O prazo de retorno dos detentos estava previsto para o último dia 27 de dezembro, mas alguns desrespeitaram a determinação e não voltaram para cumprir suas respectivas penas. De acordo com as regras do sistema, caso os foragidos sejam recapturados, eles deixarão de cumprir suas penas em regime semi-aberto, e voltarão de imediato para o regime fechado. Ao todo, o Desipe concedeu o benefício de seis dias de liberdade para os detentos.

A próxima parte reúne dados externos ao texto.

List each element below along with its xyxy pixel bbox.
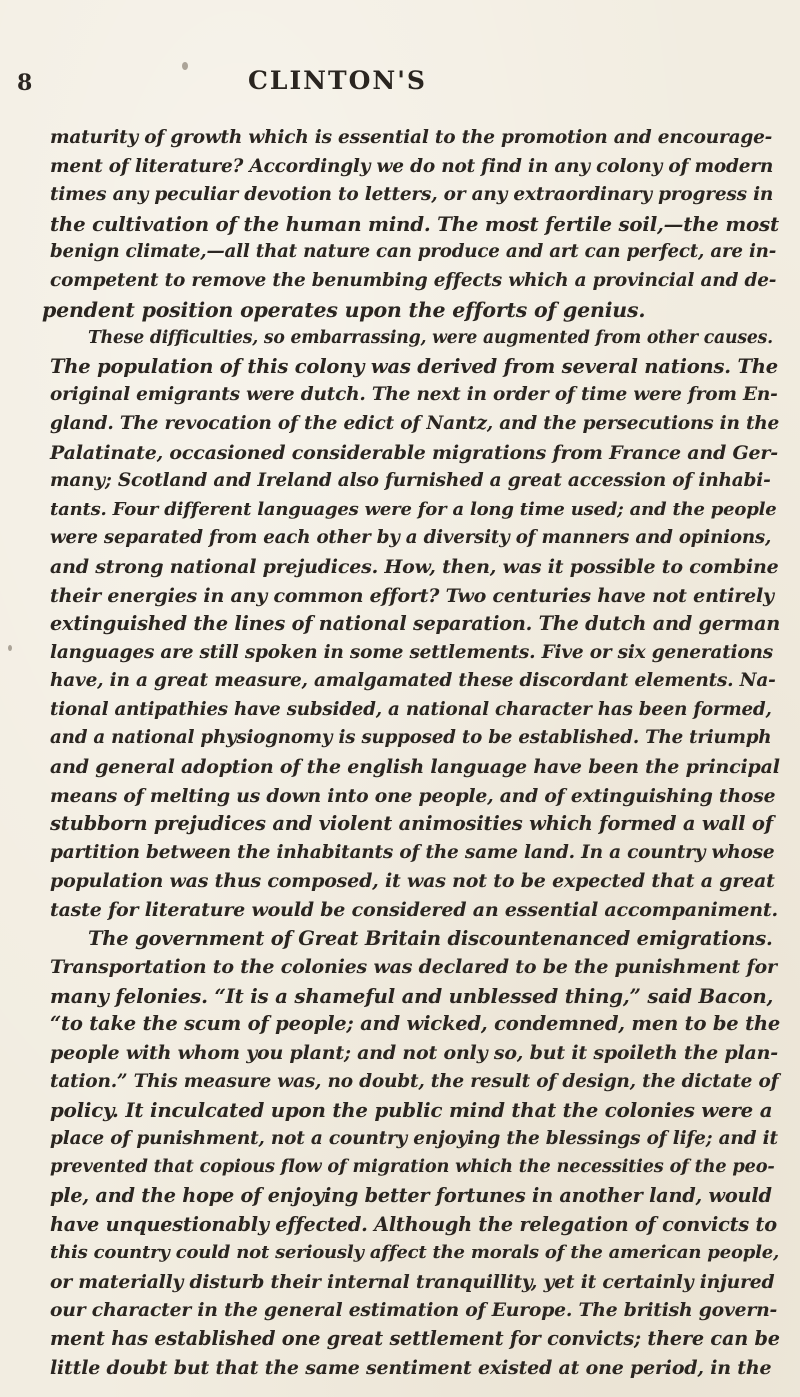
text-line: this country could not seriously affect the morals of the american people, [50,1242,780,1264]
text-line: have unquestionably effected. Although the relegation of convicts to [50,1212,777,1236]
text-line: times any peculiar devotion to letters, or any extraordinary progress in [50,184,774,206]
text-line: tants. Four different languages were for a long time used; and the people [50,498,777,520]
running-head: CLINTON'S [248,66,427,95]
text-line: Palatinate, occasioned considerable migrations from France and Ger- [50,441,778,464]
text-line: many; Scotland and Ireland also furnished a great accession of inhabi- [50,470,771,492]
text-line: their energies in any common effort? Two centuries have not entirely [50,584,774,607]
body-text [42,124,781,1382]
text-line: stubborn prejudices and violent animosities which formed a wall of [50,812,773,836]
page-header [0,66,800,110]
text-line: or materially disturb their internal tranquillity, yet it certainly injured [50,1270,775,1293]
paragraph-start: These difficulties, so embarrassing, were augmented from other causes. [88,328,773,349]
text-line: have, in a great measure, amalgamated these discordant elements. Na- [50,670,776,692]
text-line: little doubt but that the same sentiment existed at one period, in the [50,1356,772,1379]
text-line: means of melting us down into one people, and of extinguishing those [50,784,776,807]
text-line: many felonies. “It is a shameful and unblessed thing,” said Bacon, [50,983,774,1008]
text-line: place of punishment, not a country enjoying the blessings of life; and it [50,1127,778,1149]
text-line: languages are still spoken in some settlements. Five or six generations [50,641,773,663]
text-line: original emigrants were dutch. The next in order of time were from En- [50,384,778,406]
text-line: partition between the inhabitants of the same land. In a country whose [50,841,775,863]
text-line: and a national physiognomy is supposed to be established. The triumph [50,727,772,749]
text-line: ment of literature? Accordingly we do not find in any colony of modern [50,155,774,177]
text-line: people with whom you plant; and not only so, but it spoileth the plan- [50,1042,778,1064]
text-line: The population of this colony was derived from several nations. The [50,354,778,378]
text-line: taste for literature would be considered an essential accompaniment. [50,899,778,922]
text-line: “to take the scum of people; and wicked, condemned, men to be the [50,1012,781,1036]
text-line: prevented that copious flow of migration which the necessities of the peo- [50,1156,775,1178]
ink-speck [182,62,188,70]
text-line: Transportation to the colonies was declared to be the punishment for [50,956,777,979]
text-line: tional antipathies have subsided, a national character has been formed, [50,698,772,720]
text-line: population was thus composed, it was not to be expected that a great [50,870,775,893]
text-line: and strong national prejudices. How, then, was it possible to combine [50,555,779,578]
page-number: 8 [17,70,33,96]
text-line: benign climate,—all that nature can produce and art can perfect, are in- [50,241,777,263]
text-line: extinguished the lines of national separation. The dutch and german [50,612,781,636]
text-line: gland. The revocation of the edict of Nantz, and the persecutions in the [50,412,780,434]
text-line: maturity of growth which is essential to the promotion and encourage- [50,127,773,148]
text-line: competent to remove the benumbing effects which a provincial and de- [50,269,777,291]
text-line: ment has established one great settlement for convicts; there can be [50,1326,780,1350]
text-line: ple, and the hope of enjoying better fortunes in another land, would [50,1183,772,1207]
text-line: the cultivation of the human mind. The most fertile soil,—the most [50,211,779,236]
text-line: pendent position operates upon the efforts of genius. [42,297,646,322]
paragraph-start: The government of Great Britain discountenanced emigrations. [88,926,773,950]
text-line: and general adoption of the english language have been the principal [50,756,780,779]
text-line: our character in the general estimation of Europe. The british govern- [50,1299,778,1322]
ink-speck [8,645,12,651]
text-line: policy. It inculcated upon the public mind that the colonies were a [50,1098,773,1123]
text-line: tation.” This measure was, no doubt, the result of design, the dictate of [50,1070,779,1092]
text-line: were separated from each other by a diversity of manners and opinions, [50,527,772,549]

Ainda segundo informações apresentadas pelo Departamento do Sistema Penitenciário, alguns meliantes que não retornaram para a cadeia praticaram crimes durante as festividades de final de ano e muitos nem passaram a noite de Natal em família. Para a comerciante Paula Aguiar, o indulto deveria ser mais seleto e apenas ofertado para detentos de extrema capacidade psicológica para sair. "Não sei de que maneira os administradores devem trabalhar para selecionar os ‘éticos’. O que não dá é saber que 63 marginais estão nas ruas, livres. Pra mim, é como se eles estivessem pulado o muro e fugido", declarou.

Dados – Após o final do ano, a Sejuc constatou que o estado de Sergipe encerrou o ano com 80 presos evadidos. No período da Semana Santa, por exemplo, 17 dos 72 liberados não voltaram para cumprir sua pena com o final do benefício. Na tentativa de registrar números mais satisfatórios na ultima quinzena de 2013, o benefício pode ser reduzido, e consequentemente um número menor de presidiários terá direito a saída provisória.